Possibile che il Sinedrio, peraltro non perfettamente unito nel giudizio su Gesù (a proposito dove erano i maggiorenti in buona fede che lo stimavano seppure sotto traccia?), sia riuscito a fare un vero e proprio golpe religioso con la pavida complicità di Pilato e nell’indifferenza generale? Possibile, anche se sembra che tutto rispondesse ad una logica predeterminata e inesorabile.

E quale può essere questa logica? Si tratta della più illogica delle vicende umane, ma della più grande e paradossale manifestazione divina. Dio fa una continua provocazione amorosa e poi aspetta: l’innamorato respinto non si rassegna e dà la vita e così avviene nei secoli dei secoli. E noi abbiamo la spudoratezza di chiosare il tutto con un “Amen”. Sentirsi in colpa è poco! Ci riescono il centurione romano ai piedi della Croce, che riconosce Il Figlio di Dio e il ladrone in croce, che osa chiedere perdono. Ciò a significare che noi siamo peggio di questi due estremi personaggi: un kapò, che si diverte a torturare i condannati a morte ed un condannato a morte per un atroce delitto, che si accontenta di una sublime promessa. Siamo in mezzo e non ce ne rendiamo conto!

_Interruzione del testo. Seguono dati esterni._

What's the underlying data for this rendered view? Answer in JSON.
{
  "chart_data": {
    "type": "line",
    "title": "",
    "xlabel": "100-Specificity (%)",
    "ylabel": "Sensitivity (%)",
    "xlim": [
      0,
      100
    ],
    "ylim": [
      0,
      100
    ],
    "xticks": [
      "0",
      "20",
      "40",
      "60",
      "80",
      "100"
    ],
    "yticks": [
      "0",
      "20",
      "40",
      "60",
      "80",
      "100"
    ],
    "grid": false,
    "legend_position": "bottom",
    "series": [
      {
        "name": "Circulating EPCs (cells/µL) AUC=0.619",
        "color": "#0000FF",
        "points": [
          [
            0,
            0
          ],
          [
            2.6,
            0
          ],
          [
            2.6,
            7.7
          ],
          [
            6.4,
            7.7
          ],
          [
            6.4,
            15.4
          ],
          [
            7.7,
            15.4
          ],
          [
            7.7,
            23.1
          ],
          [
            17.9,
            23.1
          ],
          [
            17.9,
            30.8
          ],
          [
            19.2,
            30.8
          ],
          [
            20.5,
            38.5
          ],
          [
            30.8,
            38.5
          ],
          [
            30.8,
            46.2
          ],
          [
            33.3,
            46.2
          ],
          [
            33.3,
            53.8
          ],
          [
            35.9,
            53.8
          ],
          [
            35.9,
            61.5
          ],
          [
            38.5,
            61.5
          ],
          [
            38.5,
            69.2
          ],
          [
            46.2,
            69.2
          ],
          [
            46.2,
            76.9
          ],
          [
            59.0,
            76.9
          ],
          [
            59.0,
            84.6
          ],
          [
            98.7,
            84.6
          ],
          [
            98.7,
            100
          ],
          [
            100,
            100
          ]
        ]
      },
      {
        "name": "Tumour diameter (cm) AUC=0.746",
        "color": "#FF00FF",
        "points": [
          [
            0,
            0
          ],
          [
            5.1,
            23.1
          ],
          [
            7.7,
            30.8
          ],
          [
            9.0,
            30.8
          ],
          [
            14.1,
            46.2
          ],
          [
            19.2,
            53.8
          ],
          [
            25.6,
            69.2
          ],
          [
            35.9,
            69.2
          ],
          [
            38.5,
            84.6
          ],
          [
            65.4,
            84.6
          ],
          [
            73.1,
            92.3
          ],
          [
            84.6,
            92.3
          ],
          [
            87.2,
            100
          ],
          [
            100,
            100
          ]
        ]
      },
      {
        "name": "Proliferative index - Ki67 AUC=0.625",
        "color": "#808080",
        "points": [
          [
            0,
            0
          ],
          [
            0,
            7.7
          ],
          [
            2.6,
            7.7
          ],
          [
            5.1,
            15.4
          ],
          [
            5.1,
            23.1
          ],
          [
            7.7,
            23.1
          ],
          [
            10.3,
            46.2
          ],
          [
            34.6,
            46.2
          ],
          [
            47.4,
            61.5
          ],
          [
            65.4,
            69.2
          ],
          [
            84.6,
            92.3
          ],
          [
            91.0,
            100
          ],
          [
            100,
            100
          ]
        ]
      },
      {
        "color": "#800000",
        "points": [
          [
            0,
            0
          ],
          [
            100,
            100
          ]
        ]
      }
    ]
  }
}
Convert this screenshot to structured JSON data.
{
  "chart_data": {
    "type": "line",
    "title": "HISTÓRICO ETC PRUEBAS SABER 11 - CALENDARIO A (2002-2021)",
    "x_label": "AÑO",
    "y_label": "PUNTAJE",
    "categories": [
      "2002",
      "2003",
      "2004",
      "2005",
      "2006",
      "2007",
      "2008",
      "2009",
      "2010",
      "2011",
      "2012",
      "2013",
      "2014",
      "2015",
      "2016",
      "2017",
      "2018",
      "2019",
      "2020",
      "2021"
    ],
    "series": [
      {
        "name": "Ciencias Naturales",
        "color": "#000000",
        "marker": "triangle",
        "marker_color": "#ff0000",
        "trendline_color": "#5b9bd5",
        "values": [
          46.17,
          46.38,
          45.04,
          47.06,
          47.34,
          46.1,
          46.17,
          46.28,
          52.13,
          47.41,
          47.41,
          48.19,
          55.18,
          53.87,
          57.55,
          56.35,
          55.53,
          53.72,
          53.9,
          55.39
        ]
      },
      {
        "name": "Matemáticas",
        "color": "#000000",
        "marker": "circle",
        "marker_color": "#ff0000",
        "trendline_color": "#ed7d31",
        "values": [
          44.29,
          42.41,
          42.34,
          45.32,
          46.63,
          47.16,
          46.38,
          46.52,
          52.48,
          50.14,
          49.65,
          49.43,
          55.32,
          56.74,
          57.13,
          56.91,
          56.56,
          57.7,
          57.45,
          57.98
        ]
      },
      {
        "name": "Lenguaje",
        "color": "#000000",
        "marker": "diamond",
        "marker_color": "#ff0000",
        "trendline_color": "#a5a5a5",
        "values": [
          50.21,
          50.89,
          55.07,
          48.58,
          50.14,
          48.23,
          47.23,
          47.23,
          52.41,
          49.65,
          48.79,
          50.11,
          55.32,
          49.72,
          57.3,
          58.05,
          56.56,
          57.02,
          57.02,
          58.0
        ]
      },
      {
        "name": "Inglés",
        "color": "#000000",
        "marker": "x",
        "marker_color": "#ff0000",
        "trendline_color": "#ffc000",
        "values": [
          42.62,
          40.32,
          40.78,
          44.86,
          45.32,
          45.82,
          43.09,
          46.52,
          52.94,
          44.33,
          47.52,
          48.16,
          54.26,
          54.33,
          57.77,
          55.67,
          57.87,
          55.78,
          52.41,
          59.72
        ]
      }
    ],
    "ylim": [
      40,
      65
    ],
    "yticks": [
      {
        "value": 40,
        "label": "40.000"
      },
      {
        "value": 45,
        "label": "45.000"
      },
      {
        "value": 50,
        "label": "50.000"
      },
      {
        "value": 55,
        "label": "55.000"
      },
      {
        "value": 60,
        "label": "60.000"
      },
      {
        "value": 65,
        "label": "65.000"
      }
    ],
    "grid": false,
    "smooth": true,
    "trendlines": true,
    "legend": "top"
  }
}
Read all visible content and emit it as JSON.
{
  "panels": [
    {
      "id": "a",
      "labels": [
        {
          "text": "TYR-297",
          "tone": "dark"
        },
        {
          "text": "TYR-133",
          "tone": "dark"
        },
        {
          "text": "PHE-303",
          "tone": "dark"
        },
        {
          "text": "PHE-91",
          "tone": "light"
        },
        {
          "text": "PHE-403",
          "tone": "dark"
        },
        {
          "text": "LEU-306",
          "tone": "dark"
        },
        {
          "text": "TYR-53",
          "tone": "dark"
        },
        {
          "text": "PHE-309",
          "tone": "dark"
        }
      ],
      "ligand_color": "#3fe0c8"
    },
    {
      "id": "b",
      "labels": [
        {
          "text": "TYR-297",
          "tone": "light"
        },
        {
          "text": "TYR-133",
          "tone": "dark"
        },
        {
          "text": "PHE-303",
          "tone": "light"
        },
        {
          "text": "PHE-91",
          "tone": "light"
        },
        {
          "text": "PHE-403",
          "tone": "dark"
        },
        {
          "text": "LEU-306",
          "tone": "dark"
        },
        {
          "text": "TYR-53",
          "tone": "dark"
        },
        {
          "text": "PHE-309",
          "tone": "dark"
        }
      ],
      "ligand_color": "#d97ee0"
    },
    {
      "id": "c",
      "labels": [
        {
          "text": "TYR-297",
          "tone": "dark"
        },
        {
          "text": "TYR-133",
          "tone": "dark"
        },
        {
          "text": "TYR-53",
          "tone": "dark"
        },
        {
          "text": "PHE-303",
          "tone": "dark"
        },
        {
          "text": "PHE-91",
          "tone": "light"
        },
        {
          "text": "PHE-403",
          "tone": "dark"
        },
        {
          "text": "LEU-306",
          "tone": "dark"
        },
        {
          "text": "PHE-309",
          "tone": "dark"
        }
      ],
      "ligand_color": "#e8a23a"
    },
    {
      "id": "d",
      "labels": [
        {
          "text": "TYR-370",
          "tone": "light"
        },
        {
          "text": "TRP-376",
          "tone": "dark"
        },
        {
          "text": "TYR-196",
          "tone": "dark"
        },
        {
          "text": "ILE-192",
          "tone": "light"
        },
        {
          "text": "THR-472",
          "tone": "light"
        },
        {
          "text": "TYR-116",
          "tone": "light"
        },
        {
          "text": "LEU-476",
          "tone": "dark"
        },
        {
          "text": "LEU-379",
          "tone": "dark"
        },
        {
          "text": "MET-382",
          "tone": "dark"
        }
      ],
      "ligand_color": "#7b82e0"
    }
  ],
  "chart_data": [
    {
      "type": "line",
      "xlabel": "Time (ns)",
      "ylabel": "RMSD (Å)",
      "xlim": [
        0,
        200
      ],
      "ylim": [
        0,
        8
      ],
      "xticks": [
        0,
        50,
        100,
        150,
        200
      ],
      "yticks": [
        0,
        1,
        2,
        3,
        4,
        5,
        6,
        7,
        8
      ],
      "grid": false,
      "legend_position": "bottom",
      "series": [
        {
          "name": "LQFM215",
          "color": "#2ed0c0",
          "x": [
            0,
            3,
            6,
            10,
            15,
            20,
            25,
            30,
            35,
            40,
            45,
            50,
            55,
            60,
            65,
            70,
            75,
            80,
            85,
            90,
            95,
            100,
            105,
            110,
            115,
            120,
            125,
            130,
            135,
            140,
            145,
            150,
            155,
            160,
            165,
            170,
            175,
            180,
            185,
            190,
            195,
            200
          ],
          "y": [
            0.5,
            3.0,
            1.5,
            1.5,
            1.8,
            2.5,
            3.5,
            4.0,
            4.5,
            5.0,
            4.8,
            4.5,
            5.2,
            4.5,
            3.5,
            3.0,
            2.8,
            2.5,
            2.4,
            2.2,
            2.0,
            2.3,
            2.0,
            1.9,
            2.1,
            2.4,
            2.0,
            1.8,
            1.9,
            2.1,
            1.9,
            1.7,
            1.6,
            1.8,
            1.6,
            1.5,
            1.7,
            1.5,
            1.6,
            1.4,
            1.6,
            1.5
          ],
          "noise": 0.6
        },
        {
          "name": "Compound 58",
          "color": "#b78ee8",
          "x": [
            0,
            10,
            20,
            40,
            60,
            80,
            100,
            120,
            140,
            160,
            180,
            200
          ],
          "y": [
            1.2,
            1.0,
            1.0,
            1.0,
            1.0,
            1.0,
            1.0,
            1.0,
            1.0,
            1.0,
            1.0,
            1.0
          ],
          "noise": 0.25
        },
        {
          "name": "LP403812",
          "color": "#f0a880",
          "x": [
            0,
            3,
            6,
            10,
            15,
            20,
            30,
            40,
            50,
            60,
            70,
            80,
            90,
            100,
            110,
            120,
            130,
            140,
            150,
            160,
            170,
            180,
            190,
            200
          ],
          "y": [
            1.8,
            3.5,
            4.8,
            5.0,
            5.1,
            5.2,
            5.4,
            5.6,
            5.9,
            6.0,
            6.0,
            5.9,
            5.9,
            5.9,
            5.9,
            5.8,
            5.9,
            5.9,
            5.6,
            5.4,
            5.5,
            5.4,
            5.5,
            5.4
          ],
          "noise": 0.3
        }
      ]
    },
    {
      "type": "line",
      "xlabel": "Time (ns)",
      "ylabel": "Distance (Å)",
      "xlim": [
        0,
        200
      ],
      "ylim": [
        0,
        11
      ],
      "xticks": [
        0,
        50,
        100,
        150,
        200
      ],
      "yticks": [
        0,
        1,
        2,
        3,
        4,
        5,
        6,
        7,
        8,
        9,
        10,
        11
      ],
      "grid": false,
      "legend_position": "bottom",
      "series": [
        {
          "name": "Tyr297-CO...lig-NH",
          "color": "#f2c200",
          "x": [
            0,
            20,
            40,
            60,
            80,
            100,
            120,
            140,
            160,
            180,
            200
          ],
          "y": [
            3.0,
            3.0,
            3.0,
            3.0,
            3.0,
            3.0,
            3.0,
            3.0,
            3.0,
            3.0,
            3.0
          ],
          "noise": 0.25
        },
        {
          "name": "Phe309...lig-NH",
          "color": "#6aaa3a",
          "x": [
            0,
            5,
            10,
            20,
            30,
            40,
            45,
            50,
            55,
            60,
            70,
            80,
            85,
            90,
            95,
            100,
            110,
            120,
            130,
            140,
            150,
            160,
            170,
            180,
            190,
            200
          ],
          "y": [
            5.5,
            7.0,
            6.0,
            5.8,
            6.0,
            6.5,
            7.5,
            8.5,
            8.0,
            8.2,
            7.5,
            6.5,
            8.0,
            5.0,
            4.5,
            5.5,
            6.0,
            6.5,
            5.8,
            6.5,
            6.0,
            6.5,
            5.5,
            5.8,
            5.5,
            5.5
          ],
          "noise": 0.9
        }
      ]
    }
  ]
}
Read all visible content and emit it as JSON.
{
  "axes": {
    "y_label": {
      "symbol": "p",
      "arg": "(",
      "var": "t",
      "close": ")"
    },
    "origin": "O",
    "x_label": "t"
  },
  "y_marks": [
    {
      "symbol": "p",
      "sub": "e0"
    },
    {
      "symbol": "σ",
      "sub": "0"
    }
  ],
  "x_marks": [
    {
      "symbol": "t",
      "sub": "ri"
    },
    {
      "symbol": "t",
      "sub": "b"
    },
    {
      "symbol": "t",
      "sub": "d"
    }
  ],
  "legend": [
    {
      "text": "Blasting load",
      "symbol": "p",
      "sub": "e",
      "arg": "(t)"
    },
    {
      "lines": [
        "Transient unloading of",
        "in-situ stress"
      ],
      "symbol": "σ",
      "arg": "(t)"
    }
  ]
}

Nel buio fitto di questo fattaccio si intravede, umanamente (e non solo) parlando, la luce al femminile: si potrebbe dire che il sole si è spento e resta la pallida luce della luna. Le donne! Le uniche che trovano il coraggio di piangere, di gridare allo scandalo, di fare carezze al moribondo, di ungere il corpo del cadavere, di continuare a cercare questo uomo, che le aveva parificate all’uomo, che le aveva riscattate dalla loro condizione di minorità, che le aveva perdonate, oserei dire scusate, nei loro peccati, che le aveva amate fino in fondo. Mi piace pensare che sia così anche oggi… Anzi è stato così tre giorni dopo il fattaccio: le donne vedono e vogliono toccare per prime Gesù. Scene di dolcezza infinita e di fede traboccante. Se non ci fossero state quelle donne, con Maria in testa, tutto sarebbe più difficile da credere e da testimoniare. Gli incalliti clericali, i bigotti di turno, gli uomini di potere, i violenti, i vigliacchi, i paurosi, i tiepidi, ci sono anche oggi in abbondanza. E le donne? Sono, tutto sommato, ancora le uniche ad avere occhi per esprimere guardi di pietà, ond’io guardo a loro come ad angeli e dico: Ecco la bellezza della vita!